Quite!
"Interestingly (this is GMAIL) the message is not encrypted when sent to me from the GMAIL server via an unroutable private address 10.x.x.x, therefore not encrypted within Google's walls. "
Again - HTTPS is being (in some quarters) taken as a panacea. It's not. It covers your data in transit, and depending on it's implementation may be doing a reasonable job.
Once it hits your email provider (or the recipients) it may well be stored unencrypted, or fired around their networks unencrypted. As has been shown on various slides, if the NSA (or other groups) are sniffing inside the firewall/entry point, HTTPS is irrelevant. If they can access the data (via warrant or nefariously) due to it being plain text "at rest", it's irrelevant.
Outlook/Outlook Express used to allow for x509 certs, which whilst a pain to get hold of and install, where near transparent when used. As long as your cert/password were secured, your mail was neatly encrypted in transit and at rest.

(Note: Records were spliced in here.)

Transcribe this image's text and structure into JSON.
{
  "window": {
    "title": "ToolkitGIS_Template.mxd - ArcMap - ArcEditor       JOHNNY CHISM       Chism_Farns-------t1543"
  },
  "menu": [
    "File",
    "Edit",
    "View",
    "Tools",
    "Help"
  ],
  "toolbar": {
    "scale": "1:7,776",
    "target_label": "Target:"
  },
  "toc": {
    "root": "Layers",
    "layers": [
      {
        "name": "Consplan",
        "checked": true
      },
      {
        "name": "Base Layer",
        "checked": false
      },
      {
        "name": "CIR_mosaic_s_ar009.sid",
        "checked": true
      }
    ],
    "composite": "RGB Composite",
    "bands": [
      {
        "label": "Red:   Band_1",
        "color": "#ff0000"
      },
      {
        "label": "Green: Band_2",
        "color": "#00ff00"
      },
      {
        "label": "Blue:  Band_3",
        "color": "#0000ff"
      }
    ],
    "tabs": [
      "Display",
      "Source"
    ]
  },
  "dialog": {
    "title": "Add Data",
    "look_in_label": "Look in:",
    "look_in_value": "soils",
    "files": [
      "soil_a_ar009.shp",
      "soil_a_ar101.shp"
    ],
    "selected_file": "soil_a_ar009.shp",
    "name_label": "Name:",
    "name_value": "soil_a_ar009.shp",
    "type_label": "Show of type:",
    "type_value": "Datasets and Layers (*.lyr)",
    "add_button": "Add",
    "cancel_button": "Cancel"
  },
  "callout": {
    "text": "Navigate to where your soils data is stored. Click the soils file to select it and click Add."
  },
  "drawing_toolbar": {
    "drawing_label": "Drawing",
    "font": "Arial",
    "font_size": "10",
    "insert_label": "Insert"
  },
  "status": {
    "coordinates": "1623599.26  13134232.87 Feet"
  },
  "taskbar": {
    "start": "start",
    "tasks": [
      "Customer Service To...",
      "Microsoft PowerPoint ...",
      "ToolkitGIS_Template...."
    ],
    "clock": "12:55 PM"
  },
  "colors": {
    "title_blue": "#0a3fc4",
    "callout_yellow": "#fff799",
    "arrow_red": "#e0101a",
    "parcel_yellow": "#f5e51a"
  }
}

I'd love to see the following adopted :
a) Sign into email client (local or web)
b) Be forced to generate x509 keys - storing private key locally (or, worst case, the passphrase - and let's skip the "do we trust the mail provider?" question for now)
c) Start to compose new mail
d) Enter recipient address
e) Mail client checks PGP/GPG/keystores for a current public key for recipient
f) If key found, carry on - just automatically and silently encrypt the mail
g) If key NOT found - display mahoosive warning that the email can't be secured - don't type secure things!
(NB: I'm aware Thunderbird/PGP do bits of the above, but not all of it, and it's client/user specific - rather than something that *could* be flicked on for everyone)
Obviously the snag comes with key expiry/rotation - methods need to be employed to (ahead of time) archive email securely
If Google/MS/Yahoo built the above in, and let you either use your own keys or generate them for you, it would probably gain faster uptake - and the inherent security in x509 would (or should!) show if your emails were encrypted for anyone else other than the recipient (i.e. "Google archive key") - or if a key generated by them was "downstream" of another trusted key - you can raise eyebrows accordingly.
The minute you enter a passphrase you've no guarantee it's not being logged, so you can only really go "so far" with bolting things down - but ultimately, if something is "that" secure - don't put it on email, or better yet, keep it offline!